Конечно, грех было жаловаться, информация, которую я получила, оказалась полезной и, главное, относящейся к делу. Но меньше всего я рассчитывала, что новые сведения, вместо того чтобы подтвердить причастность моих подозреваемых к преступлению, подтвердят их алиби. Причем не Лилино и не Ирочкино, а двух самых главных, самых, казалось бы, надежных подозреваемых.
Да, жаловаться я не могла, но и для радости у меня тоже не было особых причин. Ведь теперь нужно начинать все сначала. И никто не гарантирует, что новые главные подозреваемые тоже в конце концов не окажутся непричастными и что после того, как я переберу весь театральный коллектив, не выяснится, что смерть Оксаны Ширяевой все-таки была несчастным случаем.
Настроение мое становилось все более мрачным.
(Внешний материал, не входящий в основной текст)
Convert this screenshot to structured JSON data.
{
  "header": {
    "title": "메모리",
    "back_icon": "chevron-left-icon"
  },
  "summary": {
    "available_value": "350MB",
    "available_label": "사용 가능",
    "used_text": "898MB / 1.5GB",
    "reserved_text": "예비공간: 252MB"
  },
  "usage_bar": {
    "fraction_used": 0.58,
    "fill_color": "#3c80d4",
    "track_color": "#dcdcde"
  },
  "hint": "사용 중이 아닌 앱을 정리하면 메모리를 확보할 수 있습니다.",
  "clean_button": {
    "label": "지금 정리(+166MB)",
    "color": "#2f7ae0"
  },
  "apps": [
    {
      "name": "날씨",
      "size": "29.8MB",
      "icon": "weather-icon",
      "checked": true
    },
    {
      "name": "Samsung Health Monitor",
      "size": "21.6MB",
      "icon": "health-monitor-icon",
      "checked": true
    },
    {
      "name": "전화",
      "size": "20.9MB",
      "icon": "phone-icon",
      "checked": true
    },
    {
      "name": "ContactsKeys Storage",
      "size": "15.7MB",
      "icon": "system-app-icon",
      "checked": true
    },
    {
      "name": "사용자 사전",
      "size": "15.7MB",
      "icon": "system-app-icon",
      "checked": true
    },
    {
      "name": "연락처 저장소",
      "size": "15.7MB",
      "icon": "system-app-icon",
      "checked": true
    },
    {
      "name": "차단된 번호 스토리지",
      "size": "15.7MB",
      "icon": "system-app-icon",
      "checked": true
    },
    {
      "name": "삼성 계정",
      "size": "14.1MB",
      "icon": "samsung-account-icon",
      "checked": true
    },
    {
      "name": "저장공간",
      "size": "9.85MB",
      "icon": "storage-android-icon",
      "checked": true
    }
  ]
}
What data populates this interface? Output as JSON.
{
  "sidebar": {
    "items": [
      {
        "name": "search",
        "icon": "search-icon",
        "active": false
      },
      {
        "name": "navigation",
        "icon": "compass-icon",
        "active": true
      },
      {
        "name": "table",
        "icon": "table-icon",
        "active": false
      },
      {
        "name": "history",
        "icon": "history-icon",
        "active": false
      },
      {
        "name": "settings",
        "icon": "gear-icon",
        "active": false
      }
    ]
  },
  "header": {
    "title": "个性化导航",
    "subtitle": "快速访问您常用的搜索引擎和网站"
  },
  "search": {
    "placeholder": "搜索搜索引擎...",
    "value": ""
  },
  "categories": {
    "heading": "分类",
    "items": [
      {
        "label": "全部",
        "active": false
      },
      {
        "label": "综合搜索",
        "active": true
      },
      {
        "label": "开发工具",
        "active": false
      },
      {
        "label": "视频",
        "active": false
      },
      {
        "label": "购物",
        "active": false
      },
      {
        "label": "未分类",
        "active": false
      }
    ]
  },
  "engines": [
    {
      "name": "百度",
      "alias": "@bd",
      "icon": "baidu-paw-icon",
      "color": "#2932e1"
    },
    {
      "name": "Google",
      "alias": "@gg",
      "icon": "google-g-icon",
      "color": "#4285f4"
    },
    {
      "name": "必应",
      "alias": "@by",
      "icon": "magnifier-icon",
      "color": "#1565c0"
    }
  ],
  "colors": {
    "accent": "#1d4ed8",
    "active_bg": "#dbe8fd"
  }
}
Предполагая худшее, я уже внутренне готовила себя к тому, что под занавес этой занимательной беседы услышу о неких неопровержимых фактах, доказывающих, что смерть Оксаны ничем, кроме несчастного случая, не могла быть в принципе.
Да, я готова была услышать и это. Но услышала нечто совершенно неожиданное.
Глава 7
– Кстати, насчет голубых, – вступила в разговор сама гостеприимная хозяйка. – Однажды Наташа рассказывала мне, что к ней приходил мальчик устраиваться художником и приносил свои работы. Типа для образца. И там, среди прочего, был автопортрет. Знаете, как называлось произведение?
– Как? – с любопытством спросили слушатели, увлеченные пикантной темой.
– Сам себя через зеркало.
Оглушительный хохот был ответом на Лилино сообщение, так что даже сама она сердито зашикала на нас, опасаясь, что все это будет слышно на сцене.
– А ты, Тань, никаких автопортретов не приносила? – двусмысленно улыбаясь, спросил меня один из монтировщиков, когда эмоции улеглись.
– У меня зеркала нет, – угрюмо буркнула я.
Учитывая полный провал двух основных версий, сейчас мне было совсем не до смеха, и я решила перевести разговор в другую плоскость:
– Кстати, а сама Наталья, она имеет специальное образование?
Похоже, этот вопрос оказался для присутствующих неожиданным.
– Хм… даже не знаю, – задумалась Лиля. – Наверно, имеет. Точно знаю, что Оля художественное училище оканчивала, а Наташа… И правда, интересно. Надо будет как-нибудь спросить у нее.
– Да, Оля… – как-то неопределенно начала гримерша Валя. – Говорят, она того… стындила что-то, да чуть ли даже не у самой Натальи.
После этой фразы Валя вопросительно посмотрела почему-то именно на меня, как будто ожидая, что я должна знать все подробности этой истории.
– Да, я тоже что-то такое слышала, – сказала я, чтобы что-то сказать, – но, насколько я могла понять, все очень неопределенно.
– И ничего она не тындила, – неожиданно раздался за моей спиной голос, в котором я сразу же узнала тот самый, более низкий из двух, что однажды подслушала в длинном коридоре, ожидая неторопливую кладовщицу.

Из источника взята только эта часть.